Pour se consoler, on pourra toujours compter sur les dessins de Juan Luis Landa, qui n'est pas pour rien dans la réussite visuelle de cet album. Assurément, l'univers développé par Arthus Trivium doit beaucoup à son trait et ses couleurs, qui s'imposent comme un hybride réussi entre un très beau classicisme et un dynamisme qui sert parfaitement les nombreuses scènes d'action offertes par cette histoire.

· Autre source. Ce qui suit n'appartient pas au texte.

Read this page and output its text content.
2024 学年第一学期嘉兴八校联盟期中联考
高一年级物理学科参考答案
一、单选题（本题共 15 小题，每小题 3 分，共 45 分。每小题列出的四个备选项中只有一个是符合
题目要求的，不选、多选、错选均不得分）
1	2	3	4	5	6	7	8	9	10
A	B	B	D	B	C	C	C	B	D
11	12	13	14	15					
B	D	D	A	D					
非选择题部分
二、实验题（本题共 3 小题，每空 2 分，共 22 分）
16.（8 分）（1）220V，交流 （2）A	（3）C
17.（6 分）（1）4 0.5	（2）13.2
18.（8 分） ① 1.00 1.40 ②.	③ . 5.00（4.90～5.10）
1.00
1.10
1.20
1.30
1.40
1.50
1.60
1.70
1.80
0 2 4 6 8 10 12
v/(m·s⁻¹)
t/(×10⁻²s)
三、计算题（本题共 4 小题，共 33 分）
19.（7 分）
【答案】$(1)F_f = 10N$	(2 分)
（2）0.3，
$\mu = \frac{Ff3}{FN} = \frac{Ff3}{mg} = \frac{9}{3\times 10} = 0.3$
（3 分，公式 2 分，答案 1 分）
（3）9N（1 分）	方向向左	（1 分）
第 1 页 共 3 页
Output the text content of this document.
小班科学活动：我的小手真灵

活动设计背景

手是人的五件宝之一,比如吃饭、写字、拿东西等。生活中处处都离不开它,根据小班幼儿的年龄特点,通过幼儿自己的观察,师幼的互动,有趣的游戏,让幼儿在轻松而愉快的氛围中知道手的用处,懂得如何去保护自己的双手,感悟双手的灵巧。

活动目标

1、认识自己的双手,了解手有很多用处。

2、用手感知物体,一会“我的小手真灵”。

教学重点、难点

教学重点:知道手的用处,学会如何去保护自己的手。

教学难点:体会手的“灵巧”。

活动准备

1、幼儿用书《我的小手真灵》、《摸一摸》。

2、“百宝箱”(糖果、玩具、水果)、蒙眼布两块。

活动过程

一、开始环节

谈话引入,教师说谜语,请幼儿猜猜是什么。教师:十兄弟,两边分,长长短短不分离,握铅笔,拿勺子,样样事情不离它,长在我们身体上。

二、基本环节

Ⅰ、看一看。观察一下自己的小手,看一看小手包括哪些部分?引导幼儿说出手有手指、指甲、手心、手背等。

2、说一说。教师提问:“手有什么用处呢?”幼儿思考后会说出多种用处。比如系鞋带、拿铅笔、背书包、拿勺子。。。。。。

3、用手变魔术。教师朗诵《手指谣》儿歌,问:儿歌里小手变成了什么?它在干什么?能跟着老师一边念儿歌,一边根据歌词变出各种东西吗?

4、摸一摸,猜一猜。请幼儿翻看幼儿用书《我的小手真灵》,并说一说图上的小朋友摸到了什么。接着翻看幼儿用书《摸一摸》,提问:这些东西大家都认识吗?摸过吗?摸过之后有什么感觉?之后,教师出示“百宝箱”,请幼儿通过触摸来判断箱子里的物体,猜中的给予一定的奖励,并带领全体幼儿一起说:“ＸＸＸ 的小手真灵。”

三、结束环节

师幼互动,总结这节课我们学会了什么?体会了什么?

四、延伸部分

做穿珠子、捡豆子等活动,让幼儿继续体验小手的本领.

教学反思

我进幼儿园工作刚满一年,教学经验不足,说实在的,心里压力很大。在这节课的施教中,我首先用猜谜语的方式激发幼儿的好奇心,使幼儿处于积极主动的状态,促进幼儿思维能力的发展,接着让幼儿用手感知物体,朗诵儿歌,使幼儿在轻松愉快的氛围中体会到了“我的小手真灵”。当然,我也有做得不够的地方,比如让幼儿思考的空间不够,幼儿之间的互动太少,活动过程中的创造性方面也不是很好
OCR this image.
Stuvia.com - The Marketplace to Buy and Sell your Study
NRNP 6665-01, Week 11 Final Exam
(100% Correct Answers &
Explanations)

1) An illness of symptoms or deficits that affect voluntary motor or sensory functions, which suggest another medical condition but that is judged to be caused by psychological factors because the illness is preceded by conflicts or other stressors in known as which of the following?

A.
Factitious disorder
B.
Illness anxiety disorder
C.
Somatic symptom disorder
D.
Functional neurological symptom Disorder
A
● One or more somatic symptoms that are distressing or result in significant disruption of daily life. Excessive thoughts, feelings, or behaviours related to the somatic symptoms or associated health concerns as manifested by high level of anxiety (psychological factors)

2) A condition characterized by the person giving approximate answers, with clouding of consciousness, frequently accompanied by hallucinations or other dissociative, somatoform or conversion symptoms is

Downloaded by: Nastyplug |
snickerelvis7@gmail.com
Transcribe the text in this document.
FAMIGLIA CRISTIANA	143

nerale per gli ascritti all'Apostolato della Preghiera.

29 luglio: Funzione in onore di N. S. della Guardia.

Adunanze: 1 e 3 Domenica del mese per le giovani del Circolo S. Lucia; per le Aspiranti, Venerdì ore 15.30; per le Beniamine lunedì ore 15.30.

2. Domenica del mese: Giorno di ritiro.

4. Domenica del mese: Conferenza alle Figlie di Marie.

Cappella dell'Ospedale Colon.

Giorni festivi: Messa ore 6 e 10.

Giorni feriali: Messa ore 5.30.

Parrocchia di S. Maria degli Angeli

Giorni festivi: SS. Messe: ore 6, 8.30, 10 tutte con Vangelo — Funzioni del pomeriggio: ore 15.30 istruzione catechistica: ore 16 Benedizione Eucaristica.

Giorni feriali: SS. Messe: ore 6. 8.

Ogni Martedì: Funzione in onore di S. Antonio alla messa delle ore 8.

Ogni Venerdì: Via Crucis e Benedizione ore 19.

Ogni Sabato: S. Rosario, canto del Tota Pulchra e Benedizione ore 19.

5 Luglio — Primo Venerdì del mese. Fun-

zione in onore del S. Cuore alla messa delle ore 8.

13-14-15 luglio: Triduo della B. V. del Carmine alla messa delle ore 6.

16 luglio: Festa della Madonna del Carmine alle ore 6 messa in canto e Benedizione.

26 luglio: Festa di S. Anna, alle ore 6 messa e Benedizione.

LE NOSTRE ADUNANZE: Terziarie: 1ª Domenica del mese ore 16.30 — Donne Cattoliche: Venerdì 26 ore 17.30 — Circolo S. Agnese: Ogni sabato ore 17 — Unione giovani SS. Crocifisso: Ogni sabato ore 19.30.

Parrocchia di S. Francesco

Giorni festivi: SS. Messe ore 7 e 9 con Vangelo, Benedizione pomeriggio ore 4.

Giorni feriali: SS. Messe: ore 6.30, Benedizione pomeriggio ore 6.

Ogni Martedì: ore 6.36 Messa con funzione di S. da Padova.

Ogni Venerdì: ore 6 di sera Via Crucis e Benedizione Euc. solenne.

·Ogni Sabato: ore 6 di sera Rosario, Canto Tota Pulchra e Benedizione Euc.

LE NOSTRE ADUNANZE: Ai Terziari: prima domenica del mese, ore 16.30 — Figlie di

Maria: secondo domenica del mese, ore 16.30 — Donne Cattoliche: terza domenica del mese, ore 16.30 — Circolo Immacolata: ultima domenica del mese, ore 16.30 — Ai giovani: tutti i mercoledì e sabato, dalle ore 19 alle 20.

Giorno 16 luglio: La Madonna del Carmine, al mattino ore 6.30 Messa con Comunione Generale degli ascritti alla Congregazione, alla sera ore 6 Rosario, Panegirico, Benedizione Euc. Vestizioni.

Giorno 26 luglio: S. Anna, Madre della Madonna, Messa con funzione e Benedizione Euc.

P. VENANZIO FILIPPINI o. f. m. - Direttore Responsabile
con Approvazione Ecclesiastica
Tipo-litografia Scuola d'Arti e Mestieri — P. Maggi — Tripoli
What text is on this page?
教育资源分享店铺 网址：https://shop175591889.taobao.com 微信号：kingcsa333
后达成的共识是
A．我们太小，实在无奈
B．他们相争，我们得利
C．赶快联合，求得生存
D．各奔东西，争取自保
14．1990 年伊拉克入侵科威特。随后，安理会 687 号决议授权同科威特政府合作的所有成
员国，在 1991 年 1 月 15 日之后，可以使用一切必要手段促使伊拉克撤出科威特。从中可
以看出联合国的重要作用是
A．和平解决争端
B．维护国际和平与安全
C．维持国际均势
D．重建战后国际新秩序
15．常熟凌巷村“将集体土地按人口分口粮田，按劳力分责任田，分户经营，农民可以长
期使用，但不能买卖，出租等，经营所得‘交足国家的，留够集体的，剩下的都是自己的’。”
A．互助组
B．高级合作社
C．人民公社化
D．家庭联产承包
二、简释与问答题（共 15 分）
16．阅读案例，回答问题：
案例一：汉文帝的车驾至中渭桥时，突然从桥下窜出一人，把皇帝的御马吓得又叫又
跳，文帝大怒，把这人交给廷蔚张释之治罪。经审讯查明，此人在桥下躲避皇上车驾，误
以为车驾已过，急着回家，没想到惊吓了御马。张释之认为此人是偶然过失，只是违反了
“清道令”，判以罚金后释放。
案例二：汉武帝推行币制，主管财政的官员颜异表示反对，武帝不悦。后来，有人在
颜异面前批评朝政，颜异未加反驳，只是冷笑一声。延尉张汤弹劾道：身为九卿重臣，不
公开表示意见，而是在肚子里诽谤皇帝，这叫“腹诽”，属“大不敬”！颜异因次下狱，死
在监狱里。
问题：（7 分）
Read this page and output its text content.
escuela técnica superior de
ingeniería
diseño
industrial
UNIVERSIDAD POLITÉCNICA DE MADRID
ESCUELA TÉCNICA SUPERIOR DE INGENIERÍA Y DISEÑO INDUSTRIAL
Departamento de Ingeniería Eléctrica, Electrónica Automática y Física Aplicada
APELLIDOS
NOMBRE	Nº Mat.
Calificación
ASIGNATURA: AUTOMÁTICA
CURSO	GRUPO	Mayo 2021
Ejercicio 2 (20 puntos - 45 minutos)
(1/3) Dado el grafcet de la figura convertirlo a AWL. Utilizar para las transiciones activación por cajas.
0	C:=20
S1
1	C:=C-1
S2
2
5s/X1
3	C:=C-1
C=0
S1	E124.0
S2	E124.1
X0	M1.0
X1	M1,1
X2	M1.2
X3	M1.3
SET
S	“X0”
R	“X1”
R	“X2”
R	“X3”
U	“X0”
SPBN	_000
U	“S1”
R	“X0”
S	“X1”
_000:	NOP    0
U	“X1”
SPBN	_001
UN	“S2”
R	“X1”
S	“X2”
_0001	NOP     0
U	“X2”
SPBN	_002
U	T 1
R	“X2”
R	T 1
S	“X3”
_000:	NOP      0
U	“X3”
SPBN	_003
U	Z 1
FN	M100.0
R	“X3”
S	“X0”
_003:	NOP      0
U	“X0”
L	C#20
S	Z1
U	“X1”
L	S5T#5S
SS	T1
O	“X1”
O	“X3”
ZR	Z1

Arthus Trivium est un album doux-amer. D'un côté, on ne peut que se réjouir, en grands dévoreurs d'imaginaire que nous sommes, de son univers, aussi riche qu'original. De l'autre, on ne peut s'empêcher de remarquer que les 48 pages offertes aux auteurs ne leur permettent pas de dégager des enjeux forts et des personnages marquants. Une série à surveiller, puisqu'elle devrait toutefois gagner en puissance dans de prochains tomes !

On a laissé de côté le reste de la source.